In a joint statement, Primer Minister Boris Johnson and European Commission President Ursula von der Leyen said the decision to extend was the “responsible” thing to do. Mr Johnson told the BBC, an Australian-style trade deal with the EU looks like a likely option at this point. An Australian-style deal would look a lot like no-deal exit, however.
A deal is desperately something major British business groups want to see. The BRC said a no-deal exit would increase tariffs, which would ultimately pass down to the customers. While business groups welcome the extension, the uncertainty around the situation is not a good thing for anyone.

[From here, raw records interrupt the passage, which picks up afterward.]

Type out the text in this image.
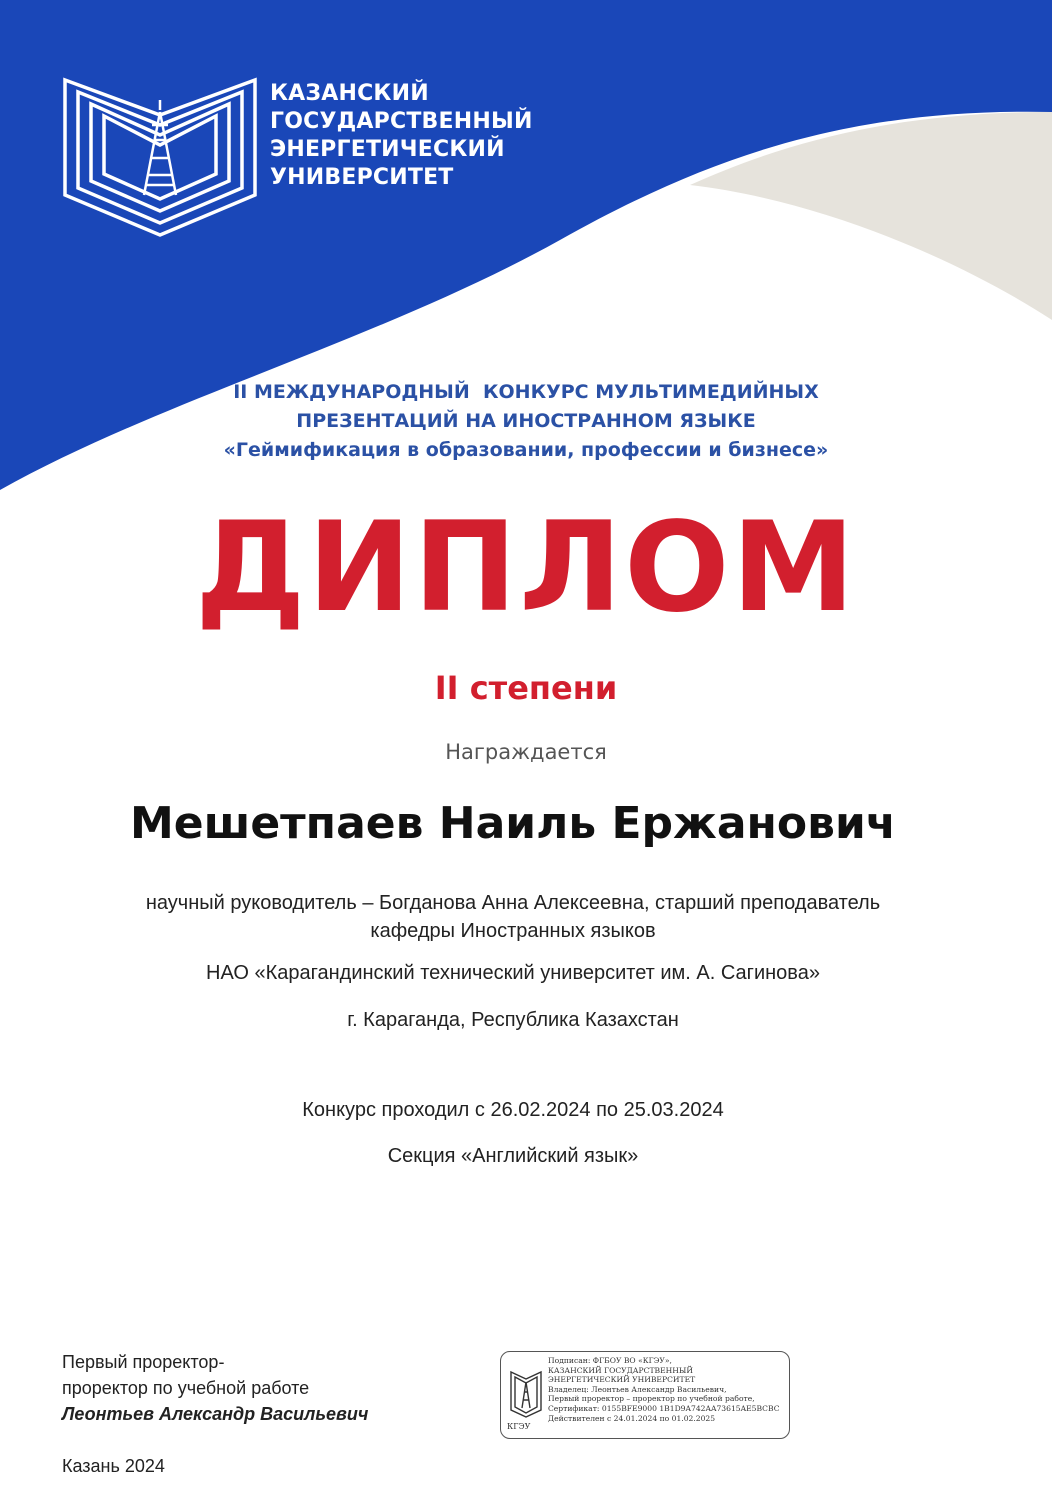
КАЗАНСКИЙ
ГОСУДАРСТВЕННЫЙ
ЭНЕРГЕТИЧЕСКИЙ
УНИВЕРСИТЕТ
II МЕЖДУНАРОДНЫЙ  КОНКУРС МУЛЬТИМЕДИЙНЫХ
ПРЕЗЕНТАЦИЙ НА ИНОСТРАННОМ ЯЗЫКЕ
«Геймификация в образовании, профессии и бизнесе»
ДИПЛОМ
II степени
Награждается
Мешетпаев Наиль Ержанович
научный руководитель – Богданова Анна Алексеевна, старший преподаватель
кафедры Иностранных языков
НАО «Карагандинский технический университет им. А. Сагинова»
г. Караганда, Республика Казахстан
Конкурс проходил с 26.02.2024 по 25.03.2024
Секция «Английский язык»
Первый проректор-
проректор по учебной работе
Леонтьев Александр Васильевич
КГЭУ
Подписан: ФГБОУ ВО «КГЭУ»,
КАЗАНСКИЙ ГОСУДАРСТВЕННЫЙ
ЭНЕРГЕТИЧЕСКИЙ УНИВЕРСИТЕТ
Владелец: Леонтьев Александр Васильевич,
Первый проректор – проректор по учебной работе,
Сертификат: 0155BFE9000 1B1D9A742AA73615AE5BCBC
Действителен с 24.01.2024 по 01.02.2025
Казань 2024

Businesses have to prepare for all eventualities, but this can cost a lot of money. Instead of deadline extensions, companies are looking for the certainty and guidance of an actual deal.
Enough food for everyone
Retailers are hoping to avoid the anxiety rolling over to customers. The longer the negotiations drag, the more shoppers might start panicking. The situation is especially tricky as the coronavirus pandemic continues to cause disruption.
During the first lockdown, retailers had to introduce limits on certain goods. Stockpiling things such as toiler roll, dried pasta and UHT milk lead to shortages across the country. Supermarkets didn’t have time to restock shelves as anxious shoppers kept buying these goods.
Supermarkets want to avoid this from happening again. Limits on certain goods are still in use in certain supermarkets. But if shoppers continue to stockpile ahead of January, shops may need to introduce further limits.